Thursday, July 31, 2003

HELP! I need somebody. HELP! Not just anybody. HELP!
all the little friends I have, i need help badly. i can't get out of my little corner of the world. (before i forget, Thanks to Terence for helping me get that 40% staff discount though we barely knew each other well. though i still have no idea wat he wants for the interview).
I have to apologise to Biddy for dragging her to have high tea (i wish i can get high on tea) with David. I know this is not her cup of tea. stupid puns that can't be steamed.
now back to HELP! i need someone to kick my ass. i'm not achieving anything, i can't locate an iota of will in my body, i cant find the desire for life. something inside i can't pull out.

Thursday, July 24, 2003

Arghhh, I'm racking my head for things to contribute to 10foot lalang but nothing comes. Reality comes in too quick for me to capture the essence.
Check out my latest pictures anyway
http://www.geocities.com/princesswt5/Butoh.html

Thursday, July 17, 2003

The same night I had a grotesque dream.
Perhaps I was in the Other World cos it was total darkness. There were many trees. I was running away. I was in a car driving in urgency and there was a man sitting beside me in the backseat. He might be a monk cos of his shaven head. He crouched with his back facing me and I hugged him tight from behind. That's when he turned his head back slowly and told me it was the first time he was touched by a woman. Suddenly, the car stopped and obscure figures dragged us into this factory--the slaughterhouse. Everyone was strapped to anvils, males on one side of the factory, female on the other. All the women seemed to be bleeding from their vaginas. I saw the man I hugged being dragged to one anvil and he started swelling and then transforming into an egg-shaped mass like Humpty Dumpty before exploding into a mess of gore. He was the first.

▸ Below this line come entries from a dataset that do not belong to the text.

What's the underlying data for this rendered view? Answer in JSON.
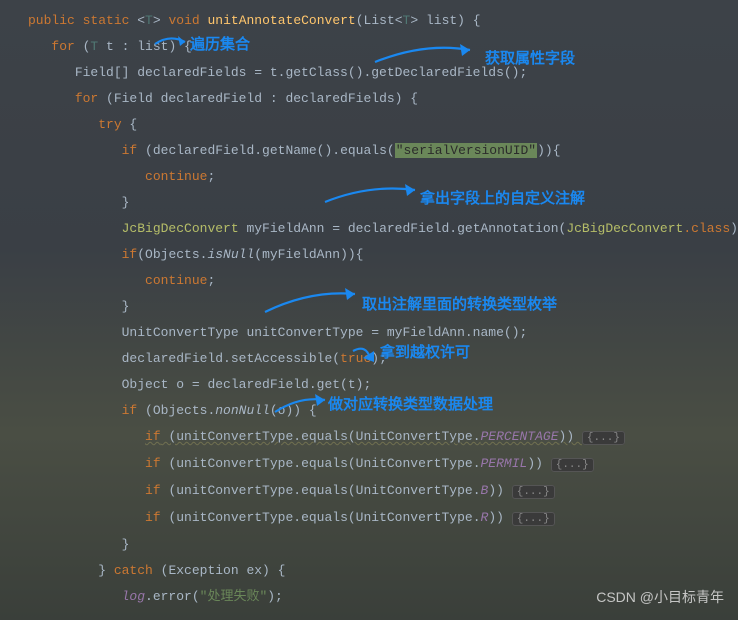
{
  "code": {
    "l1_public": "public",
    "l1_static": "static",
    "l1_t": "T",
    "l1_void": "void",
    "l1_fn": "unitAnnotateConvert",
    "l1_param": "(List<",
    "l1_t2": "T",
    "l1_paramend": "> list) {",
    "l2_for": "for",
    "l2_cond": " (",
    "l2_t": "T",
    "l2_rest": " t : list) {",
    "l3_a": "Field[] declaredFields = t.getClass().getDeclaredFields();",
    "l4_for": "for",
    "l4_rest": " (Field declaredField : declaredFields) {",
    "l5_try": "try",
    "l5_brace": " {",
    "l6_if": "if",
    "l6_a": " (declaredField.getName().equals(",
    "l6_str": "\"serialVersionUID\"",
    "l6_b": ")){",
    "l7_continue": "continue",
    "l7_semi": ";",
    "l8_brace": "}",
    "l9_type": "JcBigDecConvert",
    "l9_mid": " myFieldAnn = declaredField.getAnnotation(",
    "l9_type2": "JcBigDecConvert",
    "l9_class": ".class",
    "l9_end": ");",
    "l10_if": "if",
    "l10_a": "(Objects.",
    "l10_isnull": "isNull",
    "l10_b": "(myFieldAnn)){",
    "l11_continue": "continue",
    "l11_semi": ";",
    "l12_brace": "}",
    "l13_a": "UnitConvertType unitConvertType = myFieldAnn.name();",
    "l14_a": "declaredField.setAccessible(",
    "l14_true": "true",
    "l14_b": ");",
    "l15_a": "Object o = declaredField.get(t);",
    "l16_if": "if",
    "l16_a": " (Objects.",
    "l16_nonnull": "nonNull",
    "l16_b": "(o)) {",
    "l17_if": "if",
    "l17_a": " (unitConvertType.equals(UnitConvertType.",
    "l17_const": "PERCENTAGE",
    "l17_b": ")) ",
    "l18_if": "if",
    "l18_a": " (unitConvertType.equals(UnitConvertType.",
    "l18_const": "PERMIL",
    "l18_b": ")) ",
    "l19_if": "if",
    "l19_a": " (unitConvertType.equals(UnitConvertType.",
    "l19_const": "B",
    "l19_b": ")) ",
    "l20_if": "if",
    "l20_a": " (unitConvertType.equals(UnitConvertType.",
    "l20_const": "R",
    "l20_b": ")) ",
    "fold": "{...}",
    "l21_brace": "}",
    "l22_brace": "}",
    "l22_catch": " catch ",
    "l22_rest": "(Exception ex) {",
    "l23_log": "log",
    "l23_a": ".error(",
    "l23_str": "\"处理失败\"",
    "l23_b": ");"
  },
  "annotations": {
    "a1": "遍历集合",
    "a2": "获取属性字段",
    "a3": "拿出字段上的自定义注解",
    "a4": "取出注解里面的转换类型枚举",
    "a5": "拿到越权许可",
    "a6": "做对应转换类型数据处理"
  },
  "watermark": "CSDN @小目标青年"
}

Dance of darkness:Radiohead:DeathHound
After the Butoh performance, I trudged towards the direction of S11 along Stamford Road in the rain. Sipping a cup of coffee warmed the freezing cold of death my body could not leave behind from the end of the show. Suddenly the snarling guitar sounds that kickstarted Paranoid Android woke me up. Radiohead in S11? That's so bizarre! Things were getting more and more unreal. Could it be i'm really in another dimension...the other side...overlapping the one that used to be real? I proceeded home in the rain. A hound dog was waiting at the top of the flight of stairs leading down to my block. It stood there motionless in the rain, and I could feel its gaze upon me. I hid behind a wall and shut my eyes. It was gone when i turned back.

Tuesday, July 15, 2003

My very first time performing naked (expect for that loincloth in between my legs)......totally exhilarating. Got to see tonnes of boobs in the female dressing room, and well, some girls are bigger than others. We are supposed to feel like a newborn baby but i really doubt we amateurs from the Butoh workshop has yet to see past the social construct of nakedness. But i really love that Kabuki white cream we put all over our body. It's damn gothic!
I was talking to this participant who worked with Zai Kuning before about my nerves (actually it's more of my monologue) and how appearing naked is like being naked emotionally and how this is semiotic of exposing one's true self in this world blah blah blah. It's really harder to be emotionally naked then throwing off the clothes esp for ppl with almost no emotions and can't be bothered to find them. I do feel as if i'm in my own nest finally without anything on, almost a relief.